Thanks for the responses gents.
As tragic as it all is, it is also fascinating, can't keep your eyes off it stuff.
Damage wrote:Hmmm not so sure about that olds. Isn't it just like a bigger version of the old rock-in-a-pond trick?
IE the world's biggest ripple aka sine wave?
Don't know Damage. As 'boo points out, they can't model it, I think because there are too many factors (chaos?). One of the factors being how it is caused.
A meteorite, for example, would probably be more like a rock in a pond, but an undersea landslip would probably create a different effect (at least it does in my head). For example, if you have a flat board in a bath, and push it down suddenly, the wave effect is not a ripple but a surge. My understand is this is how it reacts in deep, open ocean water, which also explains how it moves so quickly.
Sure, scale makes extrapolation ridiculous, but it's the only way I can get my head around it, and explains how it is that a tsunami has no back to it.
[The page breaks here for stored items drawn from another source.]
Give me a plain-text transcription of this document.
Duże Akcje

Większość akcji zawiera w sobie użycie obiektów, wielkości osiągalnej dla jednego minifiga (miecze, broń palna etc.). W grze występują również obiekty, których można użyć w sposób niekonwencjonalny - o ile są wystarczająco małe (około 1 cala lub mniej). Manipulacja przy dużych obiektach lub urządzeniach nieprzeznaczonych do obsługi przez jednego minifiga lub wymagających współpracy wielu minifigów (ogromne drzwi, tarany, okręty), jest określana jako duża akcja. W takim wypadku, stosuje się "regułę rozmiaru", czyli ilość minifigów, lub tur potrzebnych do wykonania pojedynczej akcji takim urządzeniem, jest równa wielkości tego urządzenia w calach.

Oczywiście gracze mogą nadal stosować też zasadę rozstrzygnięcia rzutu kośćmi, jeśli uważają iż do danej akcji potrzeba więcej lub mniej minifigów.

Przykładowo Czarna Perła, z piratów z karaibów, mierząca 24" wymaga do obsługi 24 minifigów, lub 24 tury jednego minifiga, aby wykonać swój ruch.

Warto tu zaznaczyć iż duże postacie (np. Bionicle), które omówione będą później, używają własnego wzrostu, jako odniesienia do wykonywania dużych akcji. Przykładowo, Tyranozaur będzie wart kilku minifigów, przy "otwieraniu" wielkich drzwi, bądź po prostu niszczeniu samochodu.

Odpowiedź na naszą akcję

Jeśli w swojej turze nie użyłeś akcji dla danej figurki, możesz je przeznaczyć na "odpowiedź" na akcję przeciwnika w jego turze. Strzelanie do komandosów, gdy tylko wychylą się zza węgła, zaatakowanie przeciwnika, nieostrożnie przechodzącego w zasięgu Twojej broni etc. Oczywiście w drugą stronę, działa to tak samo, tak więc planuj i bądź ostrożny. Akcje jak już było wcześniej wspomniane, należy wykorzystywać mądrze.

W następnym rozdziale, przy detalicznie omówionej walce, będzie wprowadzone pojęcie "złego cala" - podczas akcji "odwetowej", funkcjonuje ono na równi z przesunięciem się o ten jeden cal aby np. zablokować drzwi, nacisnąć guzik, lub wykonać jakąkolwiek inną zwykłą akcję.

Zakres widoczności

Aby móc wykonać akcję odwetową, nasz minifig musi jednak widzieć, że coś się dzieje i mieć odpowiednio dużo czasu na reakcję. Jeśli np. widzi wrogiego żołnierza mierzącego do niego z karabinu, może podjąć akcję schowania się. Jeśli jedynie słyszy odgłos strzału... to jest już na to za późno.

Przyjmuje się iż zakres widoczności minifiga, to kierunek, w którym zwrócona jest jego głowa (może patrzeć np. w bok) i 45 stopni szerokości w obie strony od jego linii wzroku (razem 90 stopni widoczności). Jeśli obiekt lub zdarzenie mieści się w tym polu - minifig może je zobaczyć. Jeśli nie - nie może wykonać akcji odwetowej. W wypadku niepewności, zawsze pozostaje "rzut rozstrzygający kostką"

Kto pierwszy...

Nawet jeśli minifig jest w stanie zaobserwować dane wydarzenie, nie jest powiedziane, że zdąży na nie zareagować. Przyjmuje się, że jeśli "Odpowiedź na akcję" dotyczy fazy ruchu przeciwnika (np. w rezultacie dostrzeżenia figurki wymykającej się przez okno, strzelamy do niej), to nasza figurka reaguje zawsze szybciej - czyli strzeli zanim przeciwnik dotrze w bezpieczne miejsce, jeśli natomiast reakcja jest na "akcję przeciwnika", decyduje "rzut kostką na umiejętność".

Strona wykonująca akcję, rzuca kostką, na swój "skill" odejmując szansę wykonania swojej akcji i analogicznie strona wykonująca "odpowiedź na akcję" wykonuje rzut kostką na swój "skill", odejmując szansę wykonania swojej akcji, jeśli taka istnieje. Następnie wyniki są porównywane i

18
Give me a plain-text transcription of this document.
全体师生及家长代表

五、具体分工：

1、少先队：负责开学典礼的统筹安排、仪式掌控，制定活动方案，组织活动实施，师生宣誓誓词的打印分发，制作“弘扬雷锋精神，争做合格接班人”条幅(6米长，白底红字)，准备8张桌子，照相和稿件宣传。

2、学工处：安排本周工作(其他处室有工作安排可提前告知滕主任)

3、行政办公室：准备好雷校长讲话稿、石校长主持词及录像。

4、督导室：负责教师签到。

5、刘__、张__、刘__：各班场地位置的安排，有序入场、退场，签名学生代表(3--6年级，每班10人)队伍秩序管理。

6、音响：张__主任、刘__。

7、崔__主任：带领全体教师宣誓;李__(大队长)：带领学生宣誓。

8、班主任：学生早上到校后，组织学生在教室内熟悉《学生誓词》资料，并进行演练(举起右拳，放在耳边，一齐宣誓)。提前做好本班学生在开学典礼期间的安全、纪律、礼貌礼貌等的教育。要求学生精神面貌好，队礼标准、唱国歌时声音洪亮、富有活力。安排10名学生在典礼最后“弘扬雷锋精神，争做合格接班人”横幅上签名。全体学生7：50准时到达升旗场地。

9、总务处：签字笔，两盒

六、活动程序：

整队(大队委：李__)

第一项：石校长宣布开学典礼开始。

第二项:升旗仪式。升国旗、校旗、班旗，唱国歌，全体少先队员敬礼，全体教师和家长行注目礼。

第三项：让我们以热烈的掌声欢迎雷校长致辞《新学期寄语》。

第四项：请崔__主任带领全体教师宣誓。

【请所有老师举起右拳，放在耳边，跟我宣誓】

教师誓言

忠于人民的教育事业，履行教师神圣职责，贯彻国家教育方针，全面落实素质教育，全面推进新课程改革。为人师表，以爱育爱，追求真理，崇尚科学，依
alakaboo wrote:The footage is legit, it was shot by the coast guard patrol vesell Matsushima which was 3 miles offshore of Soma in 38m of water. So the tsunami would have been slowing down and acting more like a wind wave, albeit much faster.
Thanks again. Interesting that it seems to be more like a wave as it approaches shore (3 miles and 38 metres depth would be akin to shoreline for a tusnami), and yet when it hits land it isn't, as shown by all the footage, especially that footage of it clearing the concrete embankments.
I suppose that can be explained by the fact that it must break like a conventional wave somewhere miles out to sea still, (now that would a f$#@%en sight)
, and like a conventional wave, once broken it doesn't really have a back on it any more, i.e. more like a surge at that point.
Any other theories, observations? Happy to hear them.